Challenge 4

challenge_4

abc_poll

More data wrangling: pivoting

Author

Matthew Weiner

Published

March 29, 2023

Code

library(tidyverse)

knitr::opts_chunk$set(echo = TRUE, warning=FALSE, message=FALSE)

Challenge Overview

Today’s challenge is to:

read in a data set, and describe the data set using both words and any supporting information (e.g., tables, etc)
tidy data (as needed, including sanity checks)
identify variables that need to be mutated
mutate variables and sanity check all mutations

Read in data

Read in one (or more) of the following datasets, using the correct R package and command.

abc_poll.csv ⭐
poultry_tidy.xlsx or organiceggpoultry.xls⭐⭐
FedFundsRate.csv⭐⭐⭐
hotel_bookings.csv⭐⭐⭐⭐
debt_in_trillions.xlsx ⭐⭐⭐⭐⭐

Introduction

For this challenge I chose to investigate the abc_poll dataset

Understanding the Data

The first thing I needed to do was to get a better understanding of what this dataset looked like and try to figure out what it was about. I was able to do this in the following code block which examines the shape of the datset as well as the names of the variables.

Code

library(readr)
abc <- read_csv("_data/abc_poll_2021.csv")

# num of rows of dataset
nrow(abc)

[1] 527

Code

#num of cols of dataset
ncol(abc)

[1] 31

Code

#name of all the columns
colnames(abc)

 [1] "id"              "xspanish"        "complete_status" "ppage"          
 [5] "ppeduc5"         "ppeducat"        "ppgender"        "ppethm"         
 [9] "pphhsize"        "ppinc7"          "ppmarit5"        "ppmsacat"       
[13] "ppreg4"          "pprent"          "ppstaten"        "PPWORKA"        
[17] "ppemploy"        "Q1_a"            "Q1_b"            "Q1_c"           
[21] "Q1_d"            "Q1_e"            "Q1_f"            "Q2"             
[25] "Q3"              "Q4"              "Q5"              "QPID"           
[29] "ABCAGE"          "Contact"         "weights_pid"

Code

num_states <- n_distinct(abc$ppstaten)
print(num_states)

[1] 49

These initial investigations have led me to believe that this dataset represents the data collected about participants in some poll, likely political, as part of the news network ABC. Additionally, we can see that this is a nation-wide poll as almost every state is included in the dataset

The variables include personal information about the participants such as their education, their household size, their age, etc. There are also variables related to the questions asked to the partipants:

Code

abc_Q <- abc %>% select(starts_with("Q"))%>% colnames(.)
print(abc_Q)

 [1] "Q1_a" "Q1_b" "Q1_c" "Q1_d" "Q1_e" "Q1_f" "Q2"   "Q3"   "Q4"   "Q5"  
[11] "QPID"

Tidy Data

When tidying up this data, we first want to check if there are any missing entries in the dataset.

Code

#count number of missing entries 
sum(is.na(abc))

[1] 0

The above codeblock shows us that there is no missing data in the typical form.

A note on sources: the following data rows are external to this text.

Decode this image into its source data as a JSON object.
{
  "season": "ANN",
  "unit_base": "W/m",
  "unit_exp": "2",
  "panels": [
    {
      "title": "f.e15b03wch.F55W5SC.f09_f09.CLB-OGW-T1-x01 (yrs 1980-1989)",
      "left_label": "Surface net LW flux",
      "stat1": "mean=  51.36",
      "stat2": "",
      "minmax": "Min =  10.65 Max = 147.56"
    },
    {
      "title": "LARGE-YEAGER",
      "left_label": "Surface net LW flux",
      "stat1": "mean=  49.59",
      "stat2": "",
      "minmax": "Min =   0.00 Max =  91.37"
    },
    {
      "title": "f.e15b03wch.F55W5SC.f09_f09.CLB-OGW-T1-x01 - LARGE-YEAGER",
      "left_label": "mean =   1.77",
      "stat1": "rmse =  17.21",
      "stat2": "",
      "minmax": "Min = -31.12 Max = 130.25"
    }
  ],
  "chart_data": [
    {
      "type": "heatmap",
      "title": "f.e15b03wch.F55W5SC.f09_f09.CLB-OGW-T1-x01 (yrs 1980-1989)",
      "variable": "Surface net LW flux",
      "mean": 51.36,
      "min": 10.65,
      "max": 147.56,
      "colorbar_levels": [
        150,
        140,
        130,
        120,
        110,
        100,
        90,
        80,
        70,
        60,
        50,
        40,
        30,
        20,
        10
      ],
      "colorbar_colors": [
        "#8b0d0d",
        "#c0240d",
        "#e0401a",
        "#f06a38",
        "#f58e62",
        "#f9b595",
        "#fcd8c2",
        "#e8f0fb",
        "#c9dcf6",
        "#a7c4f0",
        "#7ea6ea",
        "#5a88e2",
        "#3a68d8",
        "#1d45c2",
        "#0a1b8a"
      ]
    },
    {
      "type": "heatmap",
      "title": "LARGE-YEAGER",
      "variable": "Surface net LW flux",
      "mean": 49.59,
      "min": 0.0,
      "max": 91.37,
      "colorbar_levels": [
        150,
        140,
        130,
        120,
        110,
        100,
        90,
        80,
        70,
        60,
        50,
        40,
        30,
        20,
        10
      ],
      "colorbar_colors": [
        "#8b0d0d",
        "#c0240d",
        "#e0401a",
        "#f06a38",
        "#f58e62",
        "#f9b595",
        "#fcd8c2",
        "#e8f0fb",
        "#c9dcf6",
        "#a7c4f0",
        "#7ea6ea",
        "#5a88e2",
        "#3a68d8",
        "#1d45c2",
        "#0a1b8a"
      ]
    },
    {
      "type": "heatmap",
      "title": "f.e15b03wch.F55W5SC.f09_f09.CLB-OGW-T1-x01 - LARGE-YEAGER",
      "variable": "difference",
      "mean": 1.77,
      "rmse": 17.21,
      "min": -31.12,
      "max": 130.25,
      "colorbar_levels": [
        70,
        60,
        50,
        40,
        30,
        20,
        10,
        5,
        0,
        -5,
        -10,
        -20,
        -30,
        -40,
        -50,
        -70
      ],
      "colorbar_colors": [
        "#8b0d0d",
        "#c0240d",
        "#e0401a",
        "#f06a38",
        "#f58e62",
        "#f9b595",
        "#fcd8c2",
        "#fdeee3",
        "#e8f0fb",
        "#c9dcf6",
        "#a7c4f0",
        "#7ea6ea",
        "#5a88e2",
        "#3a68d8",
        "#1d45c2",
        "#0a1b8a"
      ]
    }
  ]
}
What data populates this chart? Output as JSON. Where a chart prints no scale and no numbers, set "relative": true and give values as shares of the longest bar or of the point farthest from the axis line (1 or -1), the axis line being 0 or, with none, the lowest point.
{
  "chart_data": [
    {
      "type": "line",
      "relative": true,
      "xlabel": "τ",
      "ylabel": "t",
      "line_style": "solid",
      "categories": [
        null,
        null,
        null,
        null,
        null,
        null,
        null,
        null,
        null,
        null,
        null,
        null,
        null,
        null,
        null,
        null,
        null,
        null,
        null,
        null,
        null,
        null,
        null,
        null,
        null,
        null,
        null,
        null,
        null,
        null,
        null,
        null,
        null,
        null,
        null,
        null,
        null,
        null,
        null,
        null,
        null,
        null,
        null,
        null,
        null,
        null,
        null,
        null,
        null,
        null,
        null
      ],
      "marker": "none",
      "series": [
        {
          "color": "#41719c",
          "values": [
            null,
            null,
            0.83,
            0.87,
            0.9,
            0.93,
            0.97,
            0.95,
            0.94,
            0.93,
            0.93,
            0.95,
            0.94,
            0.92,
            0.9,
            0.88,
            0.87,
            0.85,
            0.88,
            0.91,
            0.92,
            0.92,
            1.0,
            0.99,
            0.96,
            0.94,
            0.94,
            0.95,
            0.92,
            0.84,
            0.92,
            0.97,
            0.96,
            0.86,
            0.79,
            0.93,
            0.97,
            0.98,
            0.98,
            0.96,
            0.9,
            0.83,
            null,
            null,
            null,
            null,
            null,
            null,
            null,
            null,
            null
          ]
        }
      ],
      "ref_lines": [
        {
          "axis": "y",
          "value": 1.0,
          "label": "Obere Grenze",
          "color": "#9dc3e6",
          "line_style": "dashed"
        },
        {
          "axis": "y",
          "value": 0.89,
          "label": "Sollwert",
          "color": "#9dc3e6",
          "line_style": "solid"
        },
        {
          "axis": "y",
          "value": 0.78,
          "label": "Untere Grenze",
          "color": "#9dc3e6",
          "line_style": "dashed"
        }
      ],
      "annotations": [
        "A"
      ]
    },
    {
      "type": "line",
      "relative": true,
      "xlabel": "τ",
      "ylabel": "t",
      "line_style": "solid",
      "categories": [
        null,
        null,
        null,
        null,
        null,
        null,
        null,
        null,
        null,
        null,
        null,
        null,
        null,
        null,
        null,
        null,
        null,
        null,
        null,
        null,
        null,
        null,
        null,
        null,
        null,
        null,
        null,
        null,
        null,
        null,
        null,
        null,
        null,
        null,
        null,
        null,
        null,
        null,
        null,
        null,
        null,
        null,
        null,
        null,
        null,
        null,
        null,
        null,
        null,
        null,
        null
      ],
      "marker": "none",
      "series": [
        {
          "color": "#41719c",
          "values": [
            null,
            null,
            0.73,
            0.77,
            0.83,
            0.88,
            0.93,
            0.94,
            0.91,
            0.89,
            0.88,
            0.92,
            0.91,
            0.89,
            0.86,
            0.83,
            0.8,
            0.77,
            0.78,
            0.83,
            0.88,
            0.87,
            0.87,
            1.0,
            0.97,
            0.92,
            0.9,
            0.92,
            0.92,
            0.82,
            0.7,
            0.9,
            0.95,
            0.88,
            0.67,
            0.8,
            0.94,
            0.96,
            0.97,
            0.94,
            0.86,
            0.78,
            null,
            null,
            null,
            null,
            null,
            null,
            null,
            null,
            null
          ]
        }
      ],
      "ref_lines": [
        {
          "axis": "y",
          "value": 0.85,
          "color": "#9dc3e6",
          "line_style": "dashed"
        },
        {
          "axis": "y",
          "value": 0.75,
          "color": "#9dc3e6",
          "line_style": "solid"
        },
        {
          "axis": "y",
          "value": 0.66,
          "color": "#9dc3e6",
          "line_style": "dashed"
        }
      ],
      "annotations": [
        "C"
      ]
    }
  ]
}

However if we look at the results of the different questions asked to the participants we can see that there is a value called Skipped:

Code

table(abc$Q1_a)


   Approve Disapprove    Skipped 
       329        193          5

In order to clean this data up, we want to instead replace all Skipped questions with NA instead as this will make any future actions on this dataset easier.

Code

abc <- abc %>% mutate(across(starts_with("Q"), ~ifelse(.=="Skipped", NA, .)))

This codeblock will change every value that is Skipped to be NA instead. We can then view the results as part of our sanity check:

Code

table(abc$Q1_a)


   Approve Disapprove 
       329        193

We can also confirm that this worked by checking the number of missing entries again:

Code

sum(is.na(abc))

[1] 86

Another thing we could fix with this dataset is the format for some of the variables. For instance, the values of the variable QPID are:

Code

unique(abc$QPID)

[1] "A Democrat"     "An Independent" "Something else" "A Republican"  
[5] NA

While this is not a big deal, the articles at the start of each variable name are unnecessary and so we can mutate the dataset in order to remove those:

Code

abc <- abc %>%
  mutate(QPID = gsub("^A\\s|^An\\s", "", QPID))

Now we can perform a sanity check on this dataset to make sure that the articles were removed properly:

Code

table(abc$QPID)


      Democrat    Independent     Republican Something else 
           176            168            152             28

Conclusion

In this challenge we saw how we were able to use R commands in order to mutate our dataset to improve readability and performance.